Reputation: 13
We have a "1 master, 1 slave" MySQL setup. We had a sudden power outage that took down the slave. After getting the machine back up, I found that the slave was out of sync with the master:
mysql> show slave status\G
*************************** 1. row ***************************
Slave_IO_State: Waiting for master to send event
Master_Host: 10.0.0.1
Master_User: slave
Master_Port: 3306
Connect_Retry: 60
Master_Log_File: mysql-log.001576
Read_Master_Log_Pos: 412565824
Relay_Log_File: mysqld-relay-bin.002671
Relay_Log_Pos: 6930
Relay_Master_Log_File: mysql-log.001573
Slave_IO_Running: Yes
Slave_SQL_Running: No
Replicate_Do_DB:
Replicate_Ignore_DB:
Replicate_Do_Table:
Replicate_Ignore_Table: blah.table2
Replicate_Wild_Do_Table:
Replicate_Wild_Ignore_Table:
Last_Errno: 1032
Last_Error: Could not execute Update_rows event on table blah.info; Can't find record in 'info', Error_code: 1032; handler error HA_ERR_KEY_NOT_FOUND; the event's master log mysql-log.001573, end_log_pos 689031225
Skip_Counter: 0
Exec_Master_Log_Pos: 689030864
Relay_Log_Space: 2944772417
Until_Condition: None
Until_Log_File:
Until_Log_Pos: 0
Master_SSL_Allowed: No
Master_SSL_CA_File:
Master_SSL_CA_Path:
Master_SSL_Cert:
Master_SSL_Cipher:
Master_SSL_Key:
Seconds_Behind_Master: NULL
Master_SSL_Verify_Server_Cert: No
Last_IO_Errno: 0
Last_IO_Error:
Last_SQL_Errno: 1032
Last_SQL_Error: Could not execute Update_rows event on table blah.info; Can't find record in 'info', Error_code: 1032; handler error HA_ERR_KEY_NOT_FOUND; the event's master log mysql-log.001573, end_log_pos 689031225
Replicate_Ignore_Server_Ids:
Master_Server_Id: 1
1 row in set (0.00 sec)
We're using a binlog format of "ROW", so when I try to use mysqlbinlog to look at the offending row, I don't see anything of use. I don't want to simply set the skip counter, because I think that would throw my table even further out of sync.

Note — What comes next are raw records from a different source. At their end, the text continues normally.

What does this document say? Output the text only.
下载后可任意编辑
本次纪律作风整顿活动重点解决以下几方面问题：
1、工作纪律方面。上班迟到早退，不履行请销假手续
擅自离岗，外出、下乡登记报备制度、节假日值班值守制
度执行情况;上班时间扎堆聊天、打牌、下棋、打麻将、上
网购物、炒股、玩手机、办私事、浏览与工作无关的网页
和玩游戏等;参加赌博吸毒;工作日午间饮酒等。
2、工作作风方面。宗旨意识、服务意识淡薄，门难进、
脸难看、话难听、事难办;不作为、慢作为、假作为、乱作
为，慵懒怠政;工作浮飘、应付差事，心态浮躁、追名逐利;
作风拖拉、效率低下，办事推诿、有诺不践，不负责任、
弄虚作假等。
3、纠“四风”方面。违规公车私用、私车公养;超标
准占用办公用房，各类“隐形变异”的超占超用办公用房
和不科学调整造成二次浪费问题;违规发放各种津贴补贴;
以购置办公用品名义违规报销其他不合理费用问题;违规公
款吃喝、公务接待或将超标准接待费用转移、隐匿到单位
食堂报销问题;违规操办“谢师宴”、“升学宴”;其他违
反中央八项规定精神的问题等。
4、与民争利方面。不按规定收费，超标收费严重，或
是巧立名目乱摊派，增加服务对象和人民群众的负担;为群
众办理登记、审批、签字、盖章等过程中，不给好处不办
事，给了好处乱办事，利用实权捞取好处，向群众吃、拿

Is there anything I can do on the slave that would essentially "roll back" to a given point in time, where I could then reset the master log number, poition, etc? If not, is there anything at all that I can do to get back in sync?
Upvotes: 1
Views: 11670
Reputation: 562328
One can usually recover from small discrepancies using pt-table-checksum and pt-table-sync.
It looks to me like your replica lost its place in the binary log sequence when it crashes. The replica continually writes its last processed binlog event into datadir/relay-log.info, but this file uses buffered writes, so it is susceptible to losing data in a crash.
That's why Percona Server created a crash-resistant replication feature to store the same replica info in an InnoDB table, to recover from this scenario.
MySQL 5.6 has implemented a similar feature: you can set relay_log_info_repository=TABLE
so the replica saves its state in a crash-resistant way.
Re your comment:
Yes, in theory pt-table-sync can fix any amount of replication drift, but it's not necessarily the most efficient way to correct large discrepancies. At some point, it's quicker and more efficient to trash the outdated replica and reinitialize it using a new backup from the master.
Check out How to setup a replica for replication in 6 simple steps with Percona Xtrabackup.
Upvotes: 1